I had a comment from another Salt about my brick wall Edward and thought I would follow up on a few thoughts and finds. Interestingly, my commenter also has an Edward Salt who is a dead-end for her. I should probably get in touch with her and ask about the name. And I will take her hint that many Salt families came from Staffordshire.

As I mentioned, the early members of my family sometimes got listed as Salt and sometimes as Salts. So, for example, my Edward Salts was on the 1787 tax list in Berkeley county, Virginia. Listed with no males between ages 16-21 and no Blacks either below the age of 16 or above age 16, 3 horses (including mares, colts and mules), and 3 Cattle. Actually, the 1790 enumeration also listed him as Salts, as did at least some of the tax lists in Kentucky. However, going back as far as my grandfather, it has consistently been Salt not Salts.

So what’s in a name? Is it Salt or Salts? My take on it for now is that in the early days it didn’t make as much difference to people how the name was spelled and it probably doesn’t matter. I should remember to always look for both.

And in a brief digression, have I mentioned how difficult the Salt name is to search because

Salt Lake City from our hotel window

you get a lot of Salt Lake City and a lot of salt (as a necessary of life) and a lot of Salt River or Creek or . . . you get the picture. Depending on what database you are searching it isn’t always possible to specify that these other items should be left out of the results. Even when you can specify, I don’t always remember to do so. Sigh.

Ok, back to my family. I can’t tell yet whether the families named Salts and the family named Salt are related/the same family. In the early days the names seem to have been used interchangeably. In more recent times the record keepers are more strict and we have all standardized the spelling of our names. So in 2011, the Salt family is never listed as Salts; I assume the same is true for the Salts family. People sometimes don’t think they have heard me correctly when I tell them my last name is Salt, but that is another issue. And I have discovered that saying “Salt (pause) as in pepper” usually works.
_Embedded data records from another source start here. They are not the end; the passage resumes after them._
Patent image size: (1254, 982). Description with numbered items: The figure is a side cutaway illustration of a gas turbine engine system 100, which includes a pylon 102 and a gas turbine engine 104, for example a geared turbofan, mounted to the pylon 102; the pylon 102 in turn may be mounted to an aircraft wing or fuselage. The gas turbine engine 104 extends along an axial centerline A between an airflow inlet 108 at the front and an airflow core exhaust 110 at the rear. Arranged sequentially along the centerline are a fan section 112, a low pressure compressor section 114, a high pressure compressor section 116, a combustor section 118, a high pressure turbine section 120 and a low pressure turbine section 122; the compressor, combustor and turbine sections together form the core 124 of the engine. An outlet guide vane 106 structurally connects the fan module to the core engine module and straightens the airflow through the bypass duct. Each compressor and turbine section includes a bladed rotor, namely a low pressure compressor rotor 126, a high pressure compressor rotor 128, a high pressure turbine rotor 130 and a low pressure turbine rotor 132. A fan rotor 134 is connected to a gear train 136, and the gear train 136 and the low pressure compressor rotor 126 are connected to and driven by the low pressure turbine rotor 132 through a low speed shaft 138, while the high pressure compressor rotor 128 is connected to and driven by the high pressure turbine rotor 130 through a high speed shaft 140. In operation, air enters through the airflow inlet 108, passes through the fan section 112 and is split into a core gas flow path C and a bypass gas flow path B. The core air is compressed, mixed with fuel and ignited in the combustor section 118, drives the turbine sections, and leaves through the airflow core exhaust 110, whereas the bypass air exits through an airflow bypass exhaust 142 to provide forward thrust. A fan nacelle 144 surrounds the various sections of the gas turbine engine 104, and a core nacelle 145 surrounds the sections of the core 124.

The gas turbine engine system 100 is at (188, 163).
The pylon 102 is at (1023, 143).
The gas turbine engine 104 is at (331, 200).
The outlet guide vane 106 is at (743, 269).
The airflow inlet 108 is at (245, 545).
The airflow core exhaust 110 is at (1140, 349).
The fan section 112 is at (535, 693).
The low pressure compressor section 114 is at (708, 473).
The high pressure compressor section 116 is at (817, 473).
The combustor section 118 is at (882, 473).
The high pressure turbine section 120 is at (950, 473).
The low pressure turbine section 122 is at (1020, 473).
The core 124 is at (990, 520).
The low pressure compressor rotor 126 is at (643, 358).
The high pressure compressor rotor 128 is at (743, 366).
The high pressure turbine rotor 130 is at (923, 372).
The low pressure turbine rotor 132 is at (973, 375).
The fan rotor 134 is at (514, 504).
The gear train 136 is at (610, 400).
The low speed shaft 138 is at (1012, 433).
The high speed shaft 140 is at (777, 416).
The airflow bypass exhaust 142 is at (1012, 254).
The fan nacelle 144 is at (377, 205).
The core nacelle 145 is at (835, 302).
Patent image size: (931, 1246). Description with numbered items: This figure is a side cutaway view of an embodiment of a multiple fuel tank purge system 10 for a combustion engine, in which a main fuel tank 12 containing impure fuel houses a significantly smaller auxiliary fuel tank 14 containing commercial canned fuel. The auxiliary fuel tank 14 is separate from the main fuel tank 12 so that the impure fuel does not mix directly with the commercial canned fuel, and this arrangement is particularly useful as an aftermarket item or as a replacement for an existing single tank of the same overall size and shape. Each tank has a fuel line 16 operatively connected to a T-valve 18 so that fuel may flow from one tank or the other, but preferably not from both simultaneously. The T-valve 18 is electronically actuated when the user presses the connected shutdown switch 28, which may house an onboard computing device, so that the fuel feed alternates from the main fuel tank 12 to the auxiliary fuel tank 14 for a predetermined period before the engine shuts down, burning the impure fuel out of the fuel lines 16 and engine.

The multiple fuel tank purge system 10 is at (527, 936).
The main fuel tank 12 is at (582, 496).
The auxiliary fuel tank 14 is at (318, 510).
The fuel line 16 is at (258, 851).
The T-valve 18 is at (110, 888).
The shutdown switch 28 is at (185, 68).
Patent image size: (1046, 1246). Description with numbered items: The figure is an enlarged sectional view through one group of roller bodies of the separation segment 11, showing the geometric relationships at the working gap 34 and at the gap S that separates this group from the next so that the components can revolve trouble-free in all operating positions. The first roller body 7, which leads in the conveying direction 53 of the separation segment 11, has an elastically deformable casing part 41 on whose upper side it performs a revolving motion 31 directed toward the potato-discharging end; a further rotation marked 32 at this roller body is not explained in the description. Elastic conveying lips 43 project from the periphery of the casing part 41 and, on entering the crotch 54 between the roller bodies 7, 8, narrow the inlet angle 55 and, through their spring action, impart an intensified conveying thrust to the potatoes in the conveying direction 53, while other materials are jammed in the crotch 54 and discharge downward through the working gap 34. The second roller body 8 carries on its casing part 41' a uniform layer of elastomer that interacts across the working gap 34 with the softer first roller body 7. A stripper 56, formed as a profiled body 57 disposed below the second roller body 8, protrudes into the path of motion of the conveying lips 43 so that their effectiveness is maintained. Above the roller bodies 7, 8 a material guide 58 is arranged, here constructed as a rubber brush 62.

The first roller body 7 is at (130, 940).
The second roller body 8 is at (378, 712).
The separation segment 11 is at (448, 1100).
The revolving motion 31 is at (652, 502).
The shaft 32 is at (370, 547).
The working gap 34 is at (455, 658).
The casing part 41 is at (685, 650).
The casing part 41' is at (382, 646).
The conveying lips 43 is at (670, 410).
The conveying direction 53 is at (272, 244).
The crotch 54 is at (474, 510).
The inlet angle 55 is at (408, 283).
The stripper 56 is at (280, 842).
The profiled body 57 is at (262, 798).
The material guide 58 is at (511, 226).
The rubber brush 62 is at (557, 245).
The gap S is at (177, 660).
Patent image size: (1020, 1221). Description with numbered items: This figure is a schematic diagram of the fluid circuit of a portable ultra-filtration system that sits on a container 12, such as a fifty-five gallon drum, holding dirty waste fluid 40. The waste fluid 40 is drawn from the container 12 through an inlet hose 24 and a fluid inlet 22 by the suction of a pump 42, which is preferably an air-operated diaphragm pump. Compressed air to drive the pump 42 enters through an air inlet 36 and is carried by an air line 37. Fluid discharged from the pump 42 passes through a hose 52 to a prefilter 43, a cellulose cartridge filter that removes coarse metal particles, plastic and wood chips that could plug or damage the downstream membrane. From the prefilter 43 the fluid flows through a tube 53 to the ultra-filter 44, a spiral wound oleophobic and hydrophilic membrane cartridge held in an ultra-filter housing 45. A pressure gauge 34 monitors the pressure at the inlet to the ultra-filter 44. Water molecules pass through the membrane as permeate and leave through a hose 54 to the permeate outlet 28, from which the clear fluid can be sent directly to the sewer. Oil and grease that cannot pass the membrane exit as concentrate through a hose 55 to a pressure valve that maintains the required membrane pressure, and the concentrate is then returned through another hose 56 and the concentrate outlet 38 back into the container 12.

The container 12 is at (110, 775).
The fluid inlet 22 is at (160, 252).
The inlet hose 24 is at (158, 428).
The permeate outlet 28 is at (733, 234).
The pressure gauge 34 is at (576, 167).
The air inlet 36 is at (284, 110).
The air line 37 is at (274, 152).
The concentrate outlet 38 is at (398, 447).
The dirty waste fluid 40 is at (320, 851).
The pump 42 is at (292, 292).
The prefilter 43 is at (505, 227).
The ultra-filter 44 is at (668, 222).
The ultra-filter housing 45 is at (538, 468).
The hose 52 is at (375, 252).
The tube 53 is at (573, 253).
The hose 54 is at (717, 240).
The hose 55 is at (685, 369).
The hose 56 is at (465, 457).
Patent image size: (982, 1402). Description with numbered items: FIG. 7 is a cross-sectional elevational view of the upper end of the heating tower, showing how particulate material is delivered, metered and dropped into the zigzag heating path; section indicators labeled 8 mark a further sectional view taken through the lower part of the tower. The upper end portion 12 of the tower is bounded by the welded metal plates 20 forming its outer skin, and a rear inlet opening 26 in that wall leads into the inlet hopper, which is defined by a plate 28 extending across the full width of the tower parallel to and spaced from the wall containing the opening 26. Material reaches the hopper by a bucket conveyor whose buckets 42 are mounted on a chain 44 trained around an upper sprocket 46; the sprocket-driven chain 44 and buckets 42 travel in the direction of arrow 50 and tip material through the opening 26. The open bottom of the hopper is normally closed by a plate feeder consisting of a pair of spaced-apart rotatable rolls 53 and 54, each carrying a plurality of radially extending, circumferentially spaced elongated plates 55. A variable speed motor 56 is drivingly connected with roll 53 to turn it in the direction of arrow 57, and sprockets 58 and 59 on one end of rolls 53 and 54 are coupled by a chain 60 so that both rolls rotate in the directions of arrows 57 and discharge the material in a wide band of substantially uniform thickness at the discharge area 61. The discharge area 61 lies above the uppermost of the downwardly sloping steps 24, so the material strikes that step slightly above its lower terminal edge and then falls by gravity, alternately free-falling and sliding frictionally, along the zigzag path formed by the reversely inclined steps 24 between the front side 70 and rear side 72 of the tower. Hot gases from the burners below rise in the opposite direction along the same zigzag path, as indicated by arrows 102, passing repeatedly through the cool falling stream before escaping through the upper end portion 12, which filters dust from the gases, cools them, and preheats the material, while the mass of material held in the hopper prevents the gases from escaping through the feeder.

There is an interesting similarity between a Salts family and my Salt family, going back to 1782, that keeps me wondering. For example, between 1782 and 1789 there are records of a Thomas Salts living in Hampshire county, Virginia [images]. Hampshire county was adjacent to Berkeley county where my Edward has been found in the same time period. Then, Thomas moved his family to Ross county (later Vinton county) Ohio in about 1814 or so, showing up on tax lists from 1817 on. The Edward Salts family had migrated from Virginia to Pennsylvania to Kentucky and then to Clermont county, Ohio, just a few years earlier. The Thomas Salts family had sons named both John and Edward. Admittedly these are very common names, but there were no Thomases in the Edward Salt family. There is no Salt family tradition of a relationship, or any evidence like letters or diary entries that refer to that “other” Salts family.

A genealogy of the Thomas Salts family written by Walter Salts (1978, accessed on ancestry.com) described a family tradition that the family was of Irish origin, although Salts is more commonly an English name. Mr. Salts speculated that the family might have lived for some period of time in Ireland on the migration that eventually brought them to the New World. There is also reported to be a family tradition that the family came from the Channel Islands, although Mr. Salts reported no success in locating any evidence to support that tradition. Interestingly, he commented on the existence of Thomas’s contemporary, Edward Salt, and mentioned our family tradition that Edward had married an Irish bride and left England as a result. He had found no connection between the two, Thomas and Edward, at the time of his writing the genealogy although they lived in relatively close proximity (both geographically and temporally) in Virginia.

The tradition of being Irish or having married someone who was Irish is one I need to follow more carefully. I’m not sure why marrying an “Irish lady” in about the 1770s would be grounds for disinheriting as is my family tradition. Did Edward go to Ireland as a young man (for who knows what reason) and come back with a wife? Did his wife, whose first name was Mary, get to England from Ireland before they met? I have started, with familysearch.org, to begin looking at possible births for Edward in England and marriages in the right time frame. So far I don’t have any good hits, and no idea what his parents’ names were. Any ideas from out there would be very welcome!